Override per-push: git push --no-verify. Override globally: LABEL_STATE_SKIP_DEDUP_CHECK=1 in your shell rc.

# State transitions
claim_issue(repo, num, *, codename, firing_id) -> bool
release_issue(repo, num, *, codename, firing_id,
outcome="success", transition_to=None, pr_url=None) -> bool
# Inspection
issue_dedup_check(repo, num) -> dict
find_stale_claims(repo, *, max_age_hours=4) -> list[dict]
# Recovery
force_release_stale_claim(repo, num, *, sweep_id,
released_codename=None,
released_firing_id=None) -> bool
# Operator overrides
is_repo_paused(repo) -> bool
list_paused_repos() -> list[str]
set_repo_paused(repo, paused) -> list[str]
# Constants
LIFECYCLE_LABELS: list[tuple[str, str, str]]
CLAIM_COMMENT_PREFIX: str
RELEASE_COMMENT_PREFIX: str
PAUSED_REPOS_FILE: Path

See agent_runner API reference for the full module surface.

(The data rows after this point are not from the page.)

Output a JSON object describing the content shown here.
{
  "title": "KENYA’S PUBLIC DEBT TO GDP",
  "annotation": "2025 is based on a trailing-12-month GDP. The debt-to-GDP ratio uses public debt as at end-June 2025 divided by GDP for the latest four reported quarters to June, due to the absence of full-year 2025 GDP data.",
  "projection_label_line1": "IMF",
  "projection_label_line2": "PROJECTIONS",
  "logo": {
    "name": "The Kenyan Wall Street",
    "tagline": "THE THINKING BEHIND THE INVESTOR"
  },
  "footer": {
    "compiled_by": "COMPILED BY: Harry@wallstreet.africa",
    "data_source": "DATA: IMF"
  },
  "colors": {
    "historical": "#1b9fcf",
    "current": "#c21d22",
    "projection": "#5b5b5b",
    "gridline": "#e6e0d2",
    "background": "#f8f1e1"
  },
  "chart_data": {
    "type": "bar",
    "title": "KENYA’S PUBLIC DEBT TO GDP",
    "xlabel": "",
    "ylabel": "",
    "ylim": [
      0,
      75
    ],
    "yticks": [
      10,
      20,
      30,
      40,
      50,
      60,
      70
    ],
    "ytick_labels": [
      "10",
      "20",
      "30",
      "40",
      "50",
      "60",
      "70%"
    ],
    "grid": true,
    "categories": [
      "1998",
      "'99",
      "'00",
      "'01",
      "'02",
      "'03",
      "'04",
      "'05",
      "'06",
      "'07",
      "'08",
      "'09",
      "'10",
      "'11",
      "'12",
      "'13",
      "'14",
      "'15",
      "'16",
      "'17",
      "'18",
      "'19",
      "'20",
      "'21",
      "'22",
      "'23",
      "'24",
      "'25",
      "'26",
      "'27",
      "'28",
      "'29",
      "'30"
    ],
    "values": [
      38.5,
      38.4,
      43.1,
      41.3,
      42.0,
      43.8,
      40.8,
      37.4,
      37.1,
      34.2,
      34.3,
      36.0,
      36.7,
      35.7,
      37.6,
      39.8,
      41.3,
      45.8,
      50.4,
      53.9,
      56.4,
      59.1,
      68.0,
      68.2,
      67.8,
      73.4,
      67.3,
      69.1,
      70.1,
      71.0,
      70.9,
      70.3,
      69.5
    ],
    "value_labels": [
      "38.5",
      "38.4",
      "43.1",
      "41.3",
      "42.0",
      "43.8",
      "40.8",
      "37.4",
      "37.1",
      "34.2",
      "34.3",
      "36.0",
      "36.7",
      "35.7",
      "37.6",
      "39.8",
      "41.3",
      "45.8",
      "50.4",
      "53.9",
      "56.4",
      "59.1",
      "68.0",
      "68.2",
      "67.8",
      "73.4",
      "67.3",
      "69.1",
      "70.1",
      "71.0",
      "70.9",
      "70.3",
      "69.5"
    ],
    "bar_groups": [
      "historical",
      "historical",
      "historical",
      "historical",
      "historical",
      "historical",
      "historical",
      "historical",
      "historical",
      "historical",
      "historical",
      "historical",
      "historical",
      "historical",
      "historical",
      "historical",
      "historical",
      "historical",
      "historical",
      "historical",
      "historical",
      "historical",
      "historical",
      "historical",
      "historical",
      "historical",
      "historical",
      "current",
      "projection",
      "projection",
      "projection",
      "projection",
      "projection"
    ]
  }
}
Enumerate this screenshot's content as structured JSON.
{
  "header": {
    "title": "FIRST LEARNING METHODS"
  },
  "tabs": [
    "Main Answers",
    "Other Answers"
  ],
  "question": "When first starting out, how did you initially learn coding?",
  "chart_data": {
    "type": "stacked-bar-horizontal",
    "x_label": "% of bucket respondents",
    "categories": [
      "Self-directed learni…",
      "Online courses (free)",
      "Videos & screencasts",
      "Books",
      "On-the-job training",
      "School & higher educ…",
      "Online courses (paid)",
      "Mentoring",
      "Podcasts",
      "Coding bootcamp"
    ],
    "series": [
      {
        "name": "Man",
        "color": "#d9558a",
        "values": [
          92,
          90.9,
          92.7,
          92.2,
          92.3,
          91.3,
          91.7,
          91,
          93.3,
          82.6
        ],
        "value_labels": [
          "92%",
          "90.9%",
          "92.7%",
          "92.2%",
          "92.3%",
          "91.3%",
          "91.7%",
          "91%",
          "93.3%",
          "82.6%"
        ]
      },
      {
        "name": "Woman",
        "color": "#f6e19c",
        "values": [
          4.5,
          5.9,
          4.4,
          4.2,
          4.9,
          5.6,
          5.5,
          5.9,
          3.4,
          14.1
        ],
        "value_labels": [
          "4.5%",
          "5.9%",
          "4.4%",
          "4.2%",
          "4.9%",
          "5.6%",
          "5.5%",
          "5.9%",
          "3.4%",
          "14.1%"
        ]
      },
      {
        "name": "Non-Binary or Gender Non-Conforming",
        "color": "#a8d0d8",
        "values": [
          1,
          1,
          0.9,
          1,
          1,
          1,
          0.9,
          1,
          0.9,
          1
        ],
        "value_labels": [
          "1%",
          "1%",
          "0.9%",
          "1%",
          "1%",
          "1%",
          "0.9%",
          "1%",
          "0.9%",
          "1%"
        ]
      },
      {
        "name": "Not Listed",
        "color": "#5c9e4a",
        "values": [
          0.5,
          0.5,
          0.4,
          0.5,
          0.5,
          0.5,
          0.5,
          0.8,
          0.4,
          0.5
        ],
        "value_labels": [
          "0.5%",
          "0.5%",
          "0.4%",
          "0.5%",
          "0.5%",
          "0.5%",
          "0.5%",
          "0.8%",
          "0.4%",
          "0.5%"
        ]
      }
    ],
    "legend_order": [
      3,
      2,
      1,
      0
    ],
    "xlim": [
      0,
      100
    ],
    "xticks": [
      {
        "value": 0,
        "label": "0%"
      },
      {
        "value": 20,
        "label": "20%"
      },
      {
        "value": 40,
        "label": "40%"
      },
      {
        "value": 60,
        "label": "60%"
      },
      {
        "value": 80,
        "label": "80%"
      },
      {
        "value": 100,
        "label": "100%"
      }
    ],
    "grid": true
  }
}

Every label string lives in lib/labels.py. Import from there rather than duplicating string literals:

from labels import (
IMPLEMENT, # "agent:implement"
IN_FLIGHT, # "agent:in-flight"
PR_OPEN, # "agent:pr-open"
DONE, # "agent:done"
DO_NOT_PICKUP, # "do-not-pickup"
NEEDS_HUMAN_SCOPE, # "needs:human-scope"
AUTHORED, # "agent:authored"
LARGE_FEATURE, # "agent:large-feature"
bundle_label, # builds "agent:bundle:<slug>"
is_legal_transition, # documents the state-machine moves
)

For multi-repo features (one issue, N PRs across N repos), Alfred ships:

  • lib/multi_worktree.py: MultiWorktree(requests, agent, feature_id) context manager that creates per-repo git worktrees with synchronised branch names and cleans them up on exit. Git interaction is injected via a GitRunner Protocol so tests don’t touch real worktrees.
  • lib/cross_repo_pr.py: CrossRepoPRChain plan/execute coordinator. chain.plan(...) returns a Plan dataclass (pure, no I/O); chain.execute(plan) opens each PR, persists state to $ALFRED_HOME/state/pr-chains/<feature_id>.json atomically, and refreshes earlier PR bodies as later siblings open so the cross-links stay current.

Both modules use Protocol-based dependency injection so consumers can swap the default subprocess implementation for tests or alternative GitHub clients.